By LISA LERER and KEN THOMAS
Associated Press
WASHINGTON — More than a decade ago, Bill Clinton spotted a political star in the making, someone he predicted would go from a big-city mayor to a national leader – maybe even to the White House. “I won’t be surprised if you go all the way,” Clinton wrote in a 2002 letter to Baltimore’s mayor, Martin O’Malley.
In the years that followed, Bill and Hillary Rodham Clinton showed up time and again as their young ally gained stature as governor of Maryland, hosting fundraisers, headlining rallies and connecting him to their sprawling network of political donors.
Now, O’Malley is just days away from walking down the path Clinton laid out for him more than a decade ago, as he prepares to announce his presidential campaign in Baltimore on May 30. And that means transforming himself from one of Hillary Clinton’s most loyal supporters into her chief adversary for the Democratic nomination.
“It’s certainly been a long and friendly relationship,” said Steve Kearney, a former O’Malley aide. “Times change. He clearly thought she was the best candidate in 2008. We’ll find out whether that remains true today.”
O’Malley quickly endorsed Clinton in her nomination contest with Barack Obama, raised at least $500,000 for her from Maryland donors when he was governor, defended her on cable news and traveled to New Hampshire to campaign for her.
“If I can, I will help her, wherever I can, whenever I can,” O’Malley said then.
Today, O’Malley says that while he maintains “tremendous respect” for the Clintons, Democratic voters deserve more than a coronation. “What would be more awkward is if no one were willing to compete for the Democratic party’s nomination for president,” he told NPR last month. “That would be an extreme poverty indeed.”
Hillary Clinton, who last spoke to O’Malley in October at a Maryland campaign rally, and her advisers remain reluctant to comment on O’Malley’s candidacy. But some longtime supporters see his bid as an opportunistic maneuver to remain relevant, after his hand-picked Democratic successor lost the governor’s race last year in heavily Democratic Maryland.
“Martin O’Malley is certainly not the first person who has turned against her and who she helped enormously,” said Stella O’Leary, a Democratic activist whose relationship to O’Malley dates back to the early 1990s when she hired the young man – who fronts a Celtic folk band – to perform at a birthday party for former Minnesota Sen. Eugene McCarthy. “I don’t know how she doesn’t lash out and start screaming.”
Some who question his motives also think the challenge could benefit Clinton by giving her a debate sparring partner – as long as O’Malley avoids tough hits on her finances, family foundation and character.

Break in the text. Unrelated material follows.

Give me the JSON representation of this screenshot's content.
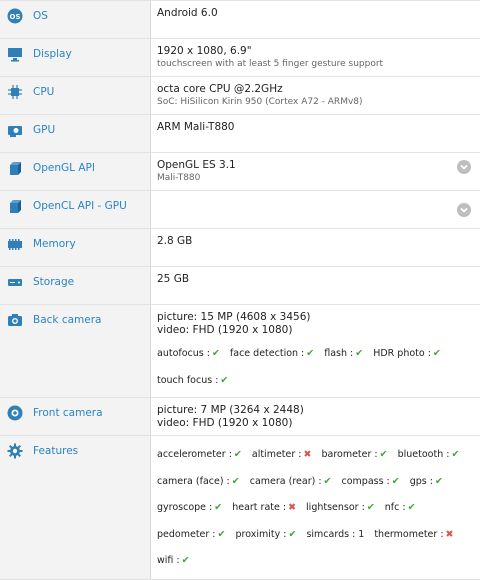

In the waning days of the Clinton administration, O’Malley was starting his first term as mayor. During one of their earliest meetings, at the 2000 NAACP Convention in Baltimore, the Irish-American mayor asked to be included in a White House delegation going to Northern Ireland later that year. He scored a last-minute invite, joining many of Clinton’s top political aides and fundraisers on the trip.
Others in that delegation remember O’Malley for his musical talents. At one stop, as they waited in a pub for the notoriously late president, O’Malley and New York Rep. Joe Crowley pulled out their guitars and entertained the group with renditions of traditional Irish songs.
“Next thing I know we almost forgot all about the president,” said Brian O’Dwyer, a New York lawyer and Clinton friend who’s active in Irish-American issues. “It was a terrifically warm trip.”
Years later, O’Malley would tap the connections he made on that trip to aid his political rise. During his first campaign for governor, Elizabeth Frawley Bagley, a top Clinton donor who met O’Malley on the Ireland trip, held a fundraiser for him at her Georgetown home. In Manhattan, lawyers at O’Dwyer’s firm started a group called New York Irish for Martin O’Malley. And O’Leary’s political action committee, Irish American Democrats, made campaign contributions.
O’Malley’s relationship with the Clintons deepened as he became more involved with the Democratic Leadership Council, a centrist group that helped craft much of Bill Clinton’s policy agenda. After the 2001 terrorist attacks, he worked with Hillary Clinton, then a New York senator, on homeland security issues.
When O’Malley faced a tough race for governor in 2006, the Clintons held fundraisers and starred at rallies for him. In the final days of that race, Bill Clinton answered pleas from O’Malley aides to appear in a campaign ad – stopping in an airport to tape an endorsement of his “good friend.”
While Hillary Clinton served as secretary of state, Bill Clinton returned to Baltimore four years later to help O’Malley win re-election.
O’Malley maintained his ties to Bill Clinton as he prepared for a presidential run. Last year, O’Malley tweeted a photo of himself with the ex-president at a New York book party, and flew to Denver solely to appear with him at the Clinton Global Initiative.
Some friends of all three don’t see malice in O’Malley’s ambitions, but also don’t feel conflicted. “It’s not that I love Martin any less but I love Hillary more,” said O’Dwyer. “She was a partner in bringing peace to Ireland. That type of loyalty is hard to ignore.”